The Importance of Education


Isabella Wartzenluft, Reporter and Editor

I have been raised by a family that highly values education. Many of my family members are teachers, including both of my parents. My mother teaches middle school english, and my father teaches middle school physical education. Due to this, I realized at a young age how important knowledge is.

Does this mean that I value education above all else? No, not at all. My parents have taught me that there are many aspects to life that are important, such as creativity and kindness towards others. As Albert Einstein said, “The true sign of intelligence is not knowledge but imagination.” Education, through the gift of knowledge, has allowed me to express myself and bring out my inner creativity. Although, through my eyes, students are being taught less about ingenuity, and more about how to do well on tests.

The American education system has become something that I have grown to dislike. We as a society no longer value creativity and inspiration, but rather how high one’s GPA is or how well one can score on a standardized test. Our intelligence should not be measured by numbers or letters, but by how we apply it to our lives in an attempt to better ourselves and others and to have the freedom and ability to try new ideas without fear.

According to Smithsonian Magazine, Finland was declared to have one of the best education systems in the world in 2012. What makes them so successful?

According to Smithsonian Magazine, many schools in Finland are smaller in size, meaning that teachers have a personal relationship with each student. They retracted all standardized tests apart from one that students take at the end of their senior year of high school. They do not rank schools or students, meaning no competition or comparison. Every student, no matter where they live or how much money their family has, gets the same chance at receiving a quality education. According to Smithsonian Magazine, Pasi Sahlberg, who works in Finland’s Ministry of Education and Culture, has said, “We prepare children to learn how to learn, not how to take a test.”

I believe that teaching children how to learn is extremely important. Since I can remember, in a large majority of my classes, I have been conditioned to memorize the information a teacher gives me, regurgitate it all on a test, and then forget the information as soon as I hand the test in. Every day, I am being prepared for the next class test, the next standardized test, the next quiz, or the next essay. When will I be taught how to learn, how to apply information that will help me in my future?

My freshman year of high school, I was terrified. Middle school was a breeze for me, and due to this I was convinced I was an intelligent person. I had the ability to memorize words and meanings, formulas and capitals of countries, after all. But in high school suddenly, getting a 4.0 wasn’t so easy.

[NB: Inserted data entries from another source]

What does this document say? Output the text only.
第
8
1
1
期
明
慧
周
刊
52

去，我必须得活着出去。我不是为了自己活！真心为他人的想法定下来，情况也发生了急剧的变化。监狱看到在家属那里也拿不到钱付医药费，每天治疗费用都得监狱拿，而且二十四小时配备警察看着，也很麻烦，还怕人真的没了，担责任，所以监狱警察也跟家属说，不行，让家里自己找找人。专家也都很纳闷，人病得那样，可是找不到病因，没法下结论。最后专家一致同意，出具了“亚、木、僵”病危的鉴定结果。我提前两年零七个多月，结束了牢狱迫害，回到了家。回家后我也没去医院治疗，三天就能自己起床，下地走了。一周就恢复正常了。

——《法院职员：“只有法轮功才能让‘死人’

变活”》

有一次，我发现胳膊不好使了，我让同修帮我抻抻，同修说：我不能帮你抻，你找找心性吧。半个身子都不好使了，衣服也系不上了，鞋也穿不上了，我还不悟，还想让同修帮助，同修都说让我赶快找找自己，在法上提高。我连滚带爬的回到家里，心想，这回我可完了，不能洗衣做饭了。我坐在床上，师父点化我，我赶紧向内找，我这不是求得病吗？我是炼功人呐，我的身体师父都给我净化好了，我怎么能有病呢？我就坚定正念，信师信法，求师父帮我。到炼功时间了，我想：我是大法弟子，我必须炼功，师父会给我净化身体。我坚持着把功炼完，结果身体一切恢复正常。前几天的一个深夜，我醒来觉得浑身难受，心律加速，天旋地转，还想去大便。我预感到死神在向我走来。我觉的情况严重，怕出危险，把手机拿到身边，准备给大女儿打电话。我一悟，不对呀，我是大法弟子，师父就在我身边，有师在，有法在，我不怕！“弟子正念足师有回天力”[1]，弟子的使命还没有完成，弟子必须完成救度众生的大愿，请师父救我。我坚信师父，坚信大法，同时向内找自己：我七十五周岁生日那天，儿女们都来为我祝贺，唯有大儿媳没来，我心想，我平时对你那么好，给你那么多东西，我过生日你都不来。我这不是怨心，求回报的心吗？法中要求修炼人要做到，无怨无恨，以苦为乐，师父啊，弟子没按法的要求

During second semester of my freshman year, I received my first B. It was in Geometry. I was devastated. I believed I would never get into college and that I wouldn’t be able to start my own life. This is not how any student should feel.

According to National Public Radio, half of all teenagers say they are stressed due to school pressure.

There is a poster in my study hall room. It reads, “Get good grades or your college butt is mine.” Why are we teaching students this? Why are we teaching students that the only way to be successful in life is to get a 4.0 GPA, get into a good college, and spend tens of thousands of dollars?

But, then what? We teach kids how to get into college, not what to do once they’re ready to start their own lives.

Though both of my parents are teachers, they have always instilled in the belief that  me that my life was my own to live. Going to college is a choice that I get to make. They understand that the education system in this country is something that needs to change, and I believe that one day they will contribute to making that happen.

Students should wake up happy in the morning, excited to learn and expand their minds. They shouldn’t feel nauseous from the stress of each test and quiz they have that day.